In the past decade, we have seen an increasing number of large-scale bioimage initiatives. These efforts have generated a rich source of histology images, covering a plethora of organs and tissues in the human body, which should ultimately come together to form a reference map of the human body.
Combining massive amounts of imaging data requires harmonization and consensus image analysis pipelines, including segmentation algorithms that perform well on images from diverse sources. This led researchers from the Human Protein Atlas (HPA) and the Human Biomolecular Atlas (HuBMAP) to co-host a community-driven machine learning challenge, called ?Hacking the Human Body ?, on the Kaggle platform. The challenge setup and the results were recently presented in Nature Communications.

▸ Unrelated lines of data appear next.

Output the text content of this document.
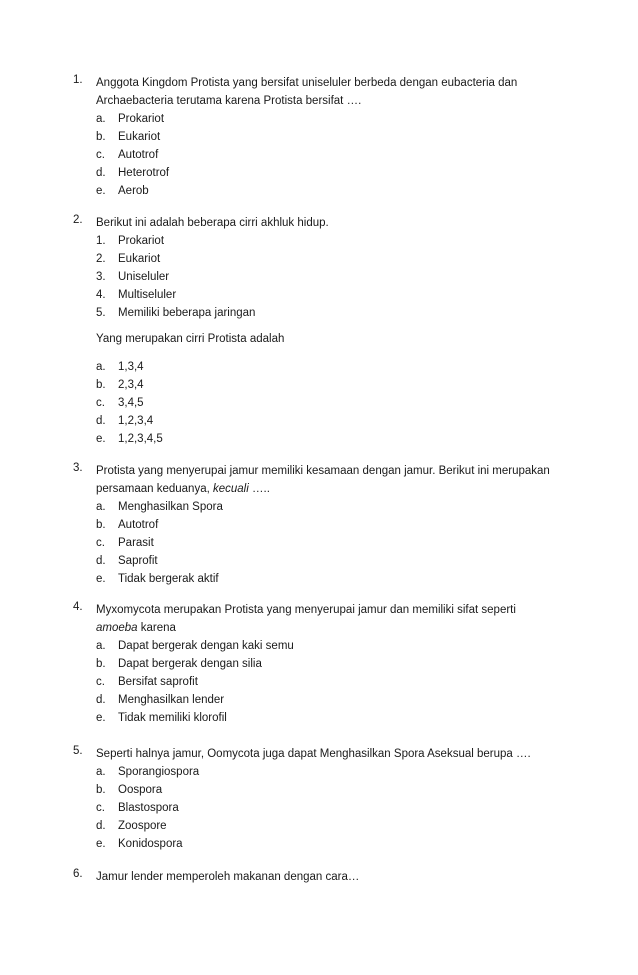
1. Anggota Kingdom Protista yang bersifat uniseluler berbeda dengan eubacteria dan
Archaebacteria terutama karena Protista bersifat ….
a. Prokariot
b. Eukariot
c. Autotrof
d. Heterotrof
e. Aerob
2. Berikut ini adalah beberapa cirri akhluk hidup.
1. Prokariot
2. Eukariot
3. Uniseluler
4. Multiseluler
5. Memiliki beberapa jaringan
Yang merupakan cirri Protista adalah
a. 1,3,4
b. 2,3,4
c. 3,4,5
d. 1,2,3,4
e. 1,2,3,4,5
3. Protista yang menyerupai jamur memiliki kesamaan dengan jamur. Berikut ini merupakan
persamaan keduanya, kecuali …..
a. Menghasilkan Spora
b. Autotrof
c. Parasit
d. Saprofit
e. Tidak bergerak aktif
4. Myxomycota merupakan Protista yang menyerupai jamur dan memiliki sifat seperti
amoeba karena
a. Dapat bergerak dengan kaki semu
b. Dapat bergerak dengan silia
c. Bersifat saprofit
d. Menghasilkan lender
e. Tidak memiliki klorofil
5. Seperti halnya jamur, Oomycota juga dapat Menghasilkan Spora Aseksual berupa ….
a. Sporangiospora
b. Oospora
c. Blastospora
d. Zoospore
e. Konidospora
6. Jamur lender memperoleh makanan dengan cara…
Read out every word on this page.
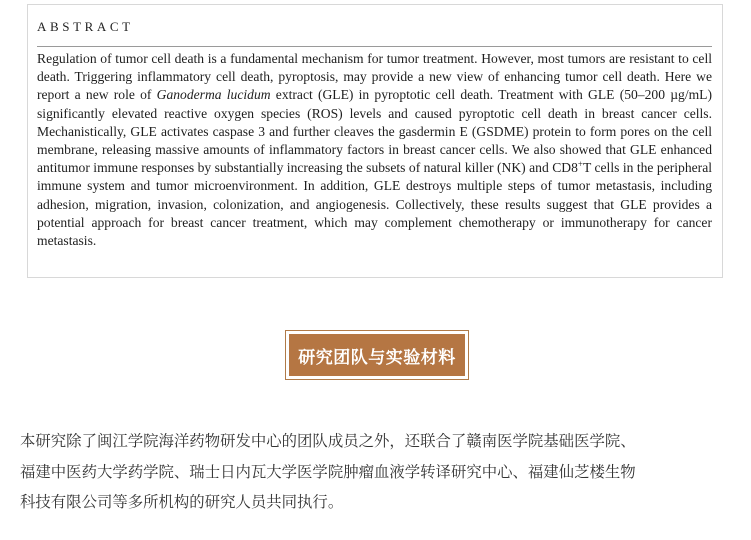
ABSTRACT
Regulation of tumor cell death is a fundamental mechanism for tumor treatment. However, most tumors are resistant to cell death. Triggering inflammatory cell death, pyroptosis, may provide a new view of enhancing tumor cell death. Here we report a new role of Ganoderma lucidum extract (GLE) in pyroptotic cell death. Treatment with GLE (50–200 µg/mL) significantly elevated reactive oxygen species (ROS) levels and caused pyroptotic cell death in breast cancer cells. Mechanistically, GLE activates caspase 3 and further cleaves the gasdermin E (GSDME) protein to form pores on the cell membrane, releasing massive amounts of inflammatory factors in breast cancer cells. We also showed that GLE enhanced antitumor immune responses by substantially increasing the subsets of natural killer (NK) and CD8+T cells in the peripheral immune system and tumor microenvironment. In addition, GLE destroys multiple steps of tumor metastasis, including adhesion, migration, invasion, colonization, and angiogenesis. Collectively, these results suggest that GLE provides a potential approach for breast cancer treatment, which may complement chemotherapy or immunotherapy for cancer metastasis.
研究团队与实验材料

本研究除了闽江学院海洋药物研发中心的团队成员之外，还联合了赣南医学院基础医学院、
福建中医药大学药学院、瑞士日内瓦大学医学院肿瘤血液学转译研究中心、福建仙芝楼生物
科技有限公司等多所机构的研究人员共同执行。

The competition engaged 1175 teams, bringing together people with various expertise and from 78 countries, who not only competed, but also collaborated and interacted extensively. The challenge focused on segmentation of Functional Tissue Units (FTUs) in five different organs using tissue images from both the HPA and HuBMAP. An FTU is defined as the smallest anatomical structure that performs a unique physiologic function in an organ, such as alveoli in the lung or glomeruli in the kidney. As their structure and composition are often subjected to alterations in human diseases, robust segmentation of FTUs is an important step towards image segmentation tasks in medical settings. The code from the winning models will be productized and deployed in the HuBMAP, but all data and code is also publicly available at GitHub and Zenodo.